Species Pop. Size Trend Data Quality


Comoé National Park
Comoé National Park

Comoé National Park (CNP, IUCN category: II) was established in 1968 and became Natural World Heritage Site in 1983 (criteria ii, It was listed as “World Heritage in Danger” in 2003, because of fires, poaching, overgrazing and collapse of management owing to civil conflict. The Park, with a total area of 11.500km², is located in the far northeast of the country, south of the border with Burkino Faso and between the towns of Bouna and Kong - 350-450 km north of Abidjan (8°32'-9°32'N,3°01'-4°24'W). It is managed by the Office Ivoirien des Parcs et Réserves (OIPR).

Ape status

Marchesi et al. (1995) estimated chimpanzees in this park to number 470 individuals, which would represent the largest population of chimpanzees in the Soudanian Belt in Côte d’Ivoire. More recently, Fischer and Gross (1999) confirmed the presence of chimpanzees in the area. Since then, however, no studies have been conducted to update these estimates.

No recent estimate of chimpanzee density is available to date. However, it has been argued that chimpanzees occur only in the gallery forests and the larger island forests close to the river. Their range is probably restricted to the south of the park since forest vegetation structures in the north are rare. It is believed that chimpanzees still occur in relatively high densities in and around Comoé National Park (Campbell, G. 2008, N´Goran, pers.comm.). Information on chimpanzee abundance in Comoé National Park is currently being collected by the Wild Chimpanzee Foundation (WCF).

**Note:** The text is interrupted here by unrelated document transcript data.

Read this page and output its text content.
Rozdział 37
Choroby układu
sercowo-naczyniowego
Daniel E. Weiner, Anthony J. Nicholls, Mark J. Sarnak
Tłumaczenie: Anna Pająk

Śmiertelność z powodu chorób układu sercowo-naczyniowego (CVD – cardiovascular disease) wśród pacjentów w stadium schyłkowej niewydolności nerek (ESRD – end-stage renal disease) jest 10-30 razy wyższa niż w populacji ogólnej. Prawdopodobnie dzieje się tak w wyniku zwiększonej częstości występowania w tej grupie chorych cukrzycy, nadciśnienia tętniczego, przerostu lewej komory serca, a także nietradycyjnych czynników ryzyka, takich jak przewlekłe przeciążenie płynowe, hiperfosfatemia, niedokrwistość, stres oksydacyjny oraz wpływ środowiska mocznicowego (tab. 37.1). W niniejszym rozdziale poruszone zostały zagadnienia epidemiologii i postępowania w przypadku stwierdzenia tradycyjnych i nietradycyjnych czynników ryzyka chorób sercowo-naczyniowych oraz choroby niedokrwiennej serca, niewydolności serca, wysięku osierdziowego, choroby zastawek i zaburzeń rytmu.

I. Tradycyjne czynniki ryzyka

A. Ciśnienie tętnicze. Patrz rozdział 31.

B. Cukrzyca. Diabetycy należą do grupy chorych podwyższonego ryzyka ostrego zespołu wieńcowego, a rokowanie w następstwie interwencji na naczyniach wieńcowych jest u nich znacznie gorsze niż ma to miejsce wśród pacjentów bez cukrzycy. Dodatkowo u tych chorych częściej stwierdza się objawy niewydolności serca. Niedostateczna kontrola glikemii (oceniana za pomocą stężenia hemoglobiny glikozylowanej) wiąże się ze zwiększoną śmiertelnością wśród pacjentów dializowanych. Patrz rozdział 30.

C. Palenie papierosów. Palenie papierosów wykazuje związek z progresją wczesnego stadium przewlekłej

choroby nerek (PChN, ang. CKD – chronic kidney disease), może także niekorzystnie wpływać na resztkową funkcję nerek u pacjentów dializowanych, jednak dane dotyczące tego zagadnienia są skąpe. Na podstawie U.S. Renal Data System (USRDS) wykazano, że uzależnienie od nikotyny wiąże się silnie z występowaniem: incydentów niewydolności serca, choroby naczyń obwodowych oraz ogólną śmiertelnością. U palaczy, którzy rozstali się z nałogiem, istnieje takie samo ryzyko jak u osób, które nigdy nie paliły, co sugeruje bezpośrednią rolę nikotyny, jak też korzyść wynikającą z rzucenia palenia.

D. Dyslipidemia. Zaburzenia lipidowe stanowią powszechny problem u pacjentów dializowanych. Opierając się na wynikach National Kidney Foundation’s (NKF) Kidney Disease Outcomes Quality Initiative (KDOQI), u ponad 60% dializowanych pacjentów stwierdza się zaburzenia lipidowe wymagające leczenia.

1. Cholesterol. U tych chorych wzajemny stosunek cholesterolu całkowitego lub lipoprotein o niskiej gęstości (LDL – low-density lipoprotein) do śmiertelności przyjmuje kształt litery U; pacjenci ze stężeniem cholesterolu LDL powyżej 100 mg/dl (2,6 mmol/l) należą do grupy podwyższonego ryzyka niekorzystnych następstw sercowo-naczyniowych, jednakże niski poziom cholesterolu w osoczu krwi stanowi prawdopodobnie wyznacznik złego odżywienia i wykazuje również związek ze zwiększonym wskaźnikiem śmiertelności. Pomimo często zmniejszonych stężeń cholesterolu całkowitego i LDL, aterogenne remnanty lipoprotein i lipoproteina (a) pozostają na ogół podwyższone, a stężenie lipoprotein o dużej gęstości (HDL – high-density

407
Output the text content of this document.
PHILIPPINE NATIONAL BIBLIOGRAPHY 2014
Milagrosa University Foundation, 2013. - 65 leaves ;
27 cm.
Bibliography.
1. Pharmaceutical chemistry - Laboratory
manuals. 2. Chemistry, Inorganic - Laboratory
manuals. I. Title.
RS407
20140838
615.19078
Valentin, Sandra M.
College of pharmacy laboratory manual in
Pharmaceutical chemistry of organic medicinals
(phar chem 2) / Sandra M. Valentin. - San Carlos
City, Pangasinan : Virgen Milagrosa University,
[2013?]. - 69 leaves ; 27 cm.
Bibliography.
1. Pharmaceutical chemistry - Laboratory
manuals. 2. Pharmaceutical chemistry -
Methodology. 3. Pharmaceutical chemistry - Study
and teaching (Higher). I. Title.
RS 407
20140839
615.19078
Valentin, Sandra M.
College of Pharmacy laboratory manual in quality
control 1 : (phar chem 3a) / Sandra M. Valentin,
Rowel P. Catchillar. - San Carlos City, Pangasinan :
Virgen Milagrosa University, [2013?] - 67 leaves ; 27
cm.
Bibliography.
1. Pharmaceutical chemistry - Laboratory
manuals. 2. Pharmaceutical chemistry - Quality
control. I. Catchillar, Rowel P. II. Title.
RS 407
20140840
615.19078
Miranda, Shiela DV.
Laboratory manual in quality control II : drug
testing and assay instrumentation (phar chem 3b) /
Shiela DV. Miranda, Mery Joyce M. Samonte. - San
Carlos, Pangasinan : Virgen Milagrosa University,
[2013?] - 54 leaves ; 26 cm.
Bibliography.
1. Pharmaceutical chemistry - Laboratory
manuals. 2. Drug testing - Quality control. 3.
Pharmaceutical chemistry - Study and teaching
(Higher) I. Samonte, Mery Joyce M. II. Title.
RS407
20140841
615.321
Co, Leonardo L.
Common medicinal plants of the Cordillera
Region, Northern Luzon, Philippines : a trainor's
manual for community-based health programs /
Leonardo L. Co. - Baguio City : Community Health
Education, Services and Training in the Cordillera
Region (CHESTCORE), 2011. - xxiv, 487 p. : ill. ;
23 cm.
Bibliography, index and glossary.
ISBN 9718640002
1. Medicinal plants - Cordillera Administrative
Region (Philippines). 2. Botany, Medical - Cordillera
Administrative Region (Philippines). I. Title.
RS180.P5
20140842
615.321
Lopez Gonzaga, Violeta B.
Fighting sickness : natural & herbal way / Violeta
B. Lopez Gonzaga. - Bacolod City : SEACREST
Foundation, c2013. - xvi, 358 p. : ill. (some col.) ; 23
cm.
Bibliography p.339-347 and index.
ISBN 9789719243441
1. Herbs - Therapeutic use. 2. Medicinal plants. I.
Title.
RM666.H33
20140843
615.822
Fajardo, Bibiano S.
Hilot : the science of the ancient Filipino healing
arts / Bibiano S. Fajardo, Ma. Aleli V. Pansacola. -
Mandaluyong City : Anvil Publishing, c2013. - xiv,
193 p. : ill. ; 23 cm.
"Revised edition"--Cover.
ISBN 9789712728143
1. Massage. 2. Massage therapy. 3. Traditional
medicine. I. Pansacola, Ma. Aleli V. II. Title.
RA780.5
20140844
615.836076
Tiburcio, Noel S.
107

Year Estimated Number of Individuals Source Comments
2009 results expected ..
2008 evidence for presence Campbell et al. 2008 ..
2007 no evidence for presence WCF (2008) ..
2006 .. .. ..

Table 1: Chimpanzee population estimates in Comoé NP


Hunting for bushmeat trade is the major threat to chimpanzees at Comoé NP, cause it contributes more to the national economy of the country than commercial logging.

Major Threats Comoé NP
Poaching yes
Disease no
Agriculture no
Logging yes
Mining no

Table 2: Threats to chimpanzee in Comoé NP

Conservation activities

The Park comprises one of the largest protected areas in West Africa. A management plan has been produced with the help of the World Wildlife Fund (WWF, and the European Union (EU).

A rehabilitation project for the forest sector was funded by the World Bank in order to help with the management of protected areas. The present unrest in Côte d'Ivoire has a negative effect on this site, in addition to poaching of wildlife and fires caused by poachers, over-grazing by large cattle herds and the absence of effective management.

Conservation actions Comoé NP
Law enforcement yes
Long-term research yes
Permanent Monitoring Program yes
Education yes
Public awareness campaign yes
Ecotourism yes

Table 3: Conservation activities in Comoé NP


The latest survey in June 2008 conducted by the WCF with helicopters and ground teams found no evidence of chimpanzee presence (Campbell et al. 2008). New surveys are planned because of the ambiguous total abundance. A continiously biomonitoring program is going on till 2011.


  • Campbell, G., Kuehl, H., N´Goran, K.P. and Boesch, C.(2008). Alarming decline of West African chimpanzees in Côte d´Ivoire. Current Biology, 18(19).
  • Marchesi, P., Marchesi,N., Fruth, B. and Boesch, C. (1995). Census and Distribution in Côte D´Ivoire. Primates, 36(4): 591-607.
  • UICN/BRAO (2008). Evaluation de léfficacité de la gestion des aires protégées: parcs et réserves de Côte d´Ivoire.
  • WCF (2008). Evaluation rapide de lÉtat du Parc National de la Comoé: les grands mammifereses et les activites illegales humanaines.